A new phishing campaign is targeting the owners of internet domains in an attempt to spread malware. The emails are presented as a notice of domain suspension, claiming that the user’s domain (registered website address) has received several complaints and that they are suspending their service. Help Net Security reports that the emails contain “the valid domain registration and the recipient's full name, which the attackers must have harvested online, via the whois query. The sender's email address is also spoofed to make it look like the sender is the domain registrar.” A whois query is a protocol used to look up the owners of an internet resource such as a website domain. Utilizing publicly available information to target users is a form of social engineering, psychologically manipulating people into performing actions or providing sensitive information by gaining their confidence. 

In this campaign, the perpetrators are utilizing publicly available domain registration details to target users and gain their trust. The emails also appear to originate from a valid domain registration company with which users have already communicated, as the emails utilize a spoofed (fake) email address to appear legitimate. Hoax-Slayer reports that these messages are attempting to spread malware through an attachment: “The messages advise you to click a link to download a copy of complaints received…If you open this file in the hope of viewing the supposed complaints, the malware will be installed.” 

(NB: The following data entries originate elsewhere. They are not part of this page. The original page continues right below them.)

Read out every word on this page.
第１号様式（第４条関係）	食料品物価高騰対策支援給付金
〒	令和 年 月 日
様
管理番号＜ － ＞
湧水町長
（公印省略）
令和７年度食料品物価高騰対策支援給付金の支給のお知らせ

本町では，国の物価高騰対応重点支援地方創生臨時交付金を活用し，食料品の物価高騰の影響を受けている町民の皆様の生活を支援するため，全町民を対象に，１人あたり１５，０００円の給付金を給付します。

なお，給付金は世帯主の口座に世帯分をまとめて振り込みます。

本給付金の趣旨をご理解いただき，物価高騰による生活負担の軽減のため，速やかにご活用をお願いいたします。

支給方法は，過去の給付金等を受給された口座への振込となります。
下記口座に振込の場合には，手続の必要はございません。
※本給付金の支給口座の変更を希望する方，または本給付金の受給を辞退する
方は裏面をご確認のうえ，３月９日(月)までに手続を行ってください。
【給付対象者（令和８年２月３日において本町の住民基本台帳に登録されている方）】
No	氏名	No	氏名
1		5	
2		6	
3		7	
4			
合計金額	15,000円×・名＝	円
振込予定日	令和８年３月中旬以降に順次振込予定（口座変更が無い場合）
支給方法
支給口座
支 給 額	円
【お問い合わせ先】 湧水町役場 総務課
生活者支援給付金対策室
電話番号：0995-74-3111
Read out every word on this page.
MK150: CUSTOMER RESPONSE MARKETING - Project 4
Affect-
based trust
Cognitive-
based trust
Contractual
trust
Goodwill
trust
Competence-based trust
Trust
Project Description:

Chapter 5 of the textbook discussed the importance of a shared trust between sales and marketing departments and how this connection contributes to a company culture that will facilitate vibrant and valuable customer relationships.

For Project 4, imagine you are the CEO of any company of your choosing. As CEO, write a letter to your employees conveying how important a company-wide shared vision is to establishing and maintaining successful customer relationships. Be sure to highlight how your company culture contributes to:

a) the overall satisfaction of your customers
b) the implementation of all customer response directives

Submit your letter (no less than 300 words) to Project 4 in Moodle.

A number of domain registrars have announced this scam to their user base including companies located in Australia, the United States and India, as well as Google Domains.  The subject line of the emails typically takes the form of Subject: [Domain name] Suspension Notice but as news of this campaign spreads the methodology will probably be amended to trick more users. The emails bear the hallmarks of classic phishing tactics including the implication of urgency, as they claim that “Multiple warnings were sent by [name of Registration Company]." The perpetrators have done a better job than most of posing as a trustworthy entity to coerce users into downloading their malware. The geographic scope and attention to detail in these phishing emails suggests a widespread, coordinated campaign.